Mas, tudo isto não espantou mais do que ver os chineses a se surpreenderem com a nossa presença naquela cidade. Por onde quer que fossemos, havia gente pasmada.
O auge desta realidade foi percebido no Centro Cultural de Shenzhen, local de grande afluência de turistas de toda a China e arredores. No lugar de observar as belezas ali expostas, os turistas concentraram a sua atenção no nosso grupo. Uns pediram para se deixar fotografar connosco, mas outros optaram por “roubar” fotos. Um espectáculo incomum.
Apesar da sensação desagradável, decidimos facilitar a vida de todos e os cliques se sucederam onde quer que fossemos naquele parque. Pelo interesse manifestado naquele recinto, por estas alturas devemos ser famosos na China. Foram muitas imagens captadas por muitos chineses.
Conforme referimos antes, naquela cidade chinesa não há negros à vista, pelo que nós éramos os únicos. O pior quadro ocorreu quando o autor deste texto foi levado a visitar o Happy Valley, uma espécie de Disneylândia de Shenzhen.
O parque estava repleto de crianças e adolescentes provenientes das escolas primárias das cercanias que, a dada altura, perguntaram ao nosso guia se o cidadão que viam eram norte-americano, australiano ou britânico, isto por causa dos negros que aparecem como estrelas desportivas e de cinema.

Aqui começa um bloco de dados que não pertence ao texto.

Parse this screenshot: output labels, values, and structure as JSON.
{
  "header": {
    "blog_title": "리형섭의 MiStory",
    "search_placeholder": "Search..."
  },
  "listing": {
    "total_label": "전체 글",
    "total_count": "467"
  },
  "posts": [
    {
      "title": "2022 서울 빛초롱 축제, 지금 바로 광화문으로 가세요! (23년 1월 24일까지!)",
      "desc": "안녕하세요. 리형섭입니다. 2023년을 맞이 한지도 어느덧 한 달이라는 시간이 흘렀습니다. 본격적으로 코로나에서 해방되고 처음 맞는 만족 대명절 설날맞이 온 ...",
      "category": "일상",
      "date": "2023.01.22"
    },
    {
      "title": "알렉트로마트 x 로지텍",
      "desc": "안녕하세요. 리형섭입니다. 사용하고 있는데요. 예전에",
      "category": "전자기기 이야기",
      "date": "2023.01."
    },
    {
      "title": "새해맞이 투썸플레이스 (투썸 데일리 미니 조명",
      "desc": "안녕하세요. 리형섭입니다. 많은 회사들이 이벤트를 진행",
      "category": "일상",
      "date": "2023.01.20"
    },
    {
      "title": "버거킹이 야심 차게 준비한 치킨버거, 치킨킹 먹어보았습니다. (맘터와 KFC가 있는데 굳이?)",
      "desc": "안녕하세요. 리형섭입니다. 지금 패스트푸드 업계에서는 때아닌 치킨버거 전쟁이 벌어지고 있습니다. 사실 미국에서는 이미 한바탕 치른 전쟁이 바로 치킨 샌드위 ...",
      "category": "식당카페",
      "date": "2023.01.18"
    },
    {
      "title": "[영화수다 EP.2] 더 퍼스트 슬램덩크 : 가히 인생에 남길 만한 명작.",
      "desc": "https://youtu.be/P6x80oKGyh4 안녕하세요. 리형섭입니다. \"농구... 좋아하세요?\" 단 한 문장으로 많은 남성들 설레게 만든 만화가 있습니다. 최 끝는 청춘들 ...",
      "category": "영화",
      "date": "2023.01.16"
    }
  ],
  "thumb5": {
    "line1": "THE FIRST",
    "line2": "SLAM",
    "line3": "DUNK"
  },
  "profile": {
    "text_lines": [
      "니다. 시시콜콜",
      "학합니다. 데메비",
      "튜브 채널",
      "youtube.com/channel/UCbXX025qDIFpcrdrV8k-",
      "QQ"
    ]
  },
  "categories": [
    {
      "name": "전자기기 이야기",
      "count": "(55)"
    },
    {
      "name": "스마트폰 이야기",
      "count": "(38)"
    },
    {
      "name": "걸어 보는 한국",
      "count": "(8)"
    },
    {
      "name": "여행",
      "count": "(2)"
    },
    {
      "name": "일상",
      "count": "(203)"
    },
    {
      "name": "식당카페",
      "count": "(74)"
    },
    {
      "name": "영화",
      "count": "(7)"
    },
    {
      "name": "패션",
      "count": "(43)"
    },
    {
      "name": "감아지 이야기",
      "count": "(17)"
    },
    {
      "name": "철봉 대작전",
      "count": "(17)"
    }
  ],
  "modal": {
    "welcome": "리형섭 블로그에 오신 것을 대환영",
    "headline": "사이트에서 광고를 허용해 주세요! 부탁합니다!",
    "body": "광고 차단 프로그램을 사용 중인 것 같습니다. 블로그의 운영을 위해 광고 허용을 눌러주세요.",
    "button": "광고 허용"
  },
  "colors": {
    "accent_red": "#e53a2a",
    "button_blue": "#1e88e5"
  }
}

A dada altura, todas as crianças e acompanhantes queriam captar uma foto ao lado do “american”. Outros tocavam, apertavam a mão, saudavam, enfim, um momento esquisito, mas que nos fez perceber que estávamos perante um povo fechado em si.
CIDADE CARA
Depois de perceber um pouco da vida dos chineses, a nossa Reportagem procurou perceber como é o quotidiano naquela cidade que acolhe uma das indústrias mais poderosas do mundo, a Huawei Technologies Corporation. O que percebemos, logo à primeira, é que os funcionários desta empresa são os mais bem pagos.
Aliás, numa entrevista concedida recentemente pelo fundador desta empresa, Ren Zhengfei, de 71 anos de idade, ele afirma que a empresa quase teve um colapso há cerca de três anos justamente porque os trabalhadores eram ricos e não se sentiam dispostos a fazer aventuras.
“Chegamos a um ponto em que nos era difícil mandar os nossos colaboradores para trabalharem fora da China. Todos queriam comprar casas na capital, Beijing, e na cidade de Xangai, e permanecerem o mais próximo possível das suas famílias”, disse.
Porque são milhares de trabalhadores com bons ordenados, a vida na cidade é feita um pouco em redor das exigências destes ou ainda na perspectiva de tirar deles o maior bolo possível das algibeiras. Circular com o crachá daquela empresa é se oferecer a preços especulativos.
A título de exemplo, nos acessos aos condomínios onde estes residem, há sempre grupos de promotores de venda de empresas imobiliárias e de bancos a anunciarem produtos e serviços que, pelo que soubemos, custam os olhos da cara.
Procuramos saber quanto custa um dos apartamentos modernos de tipo dois (T2), com 6/16 metros e soubemos que o metro quadrado é vendido a preços que variam de 10 e 20 mil dólares, convertidos para a moeda local, o yuan ou Renmimbi (RMB), o que é uma fortuna para muitos.
À semelhança de Hong Kong, a cidade de Shenzhen tem muitos cidadãos titulares de viaturas topo de gama. É comum ver Ferrari, Porche, Lanborghini e Bugatti a circularem pelas diferentes artérias.
Naquela cidade, é escusado pensar em adquirir vestuário ou outros bens que possam servir de recordação porque os preços são altos e, se o comprador é claramente um estrangeiro, como era o nosso caso, nem há discussão possível.
A maior parte dos residentes da cidade com quem conversamos, recomendaram uma viagem à cidade de Guanzhou, que fica a norte de Shenzhen, alegando que é lá onde se reúnem os centros comerciais mais baratos e mais frequentados por compradores africanos e não só.
Aliás, testemunhamos a qualidade de vida elevada dos residentes de Shenzhen quando visitamos os centros comerciais, incluindo um moderníssimo conhecido por KiKi. Ali só perfilam grandes marcas de roupa, sapatos e acessórios. Os preços eram de tirar os olhos da cara. É este o lado B da China.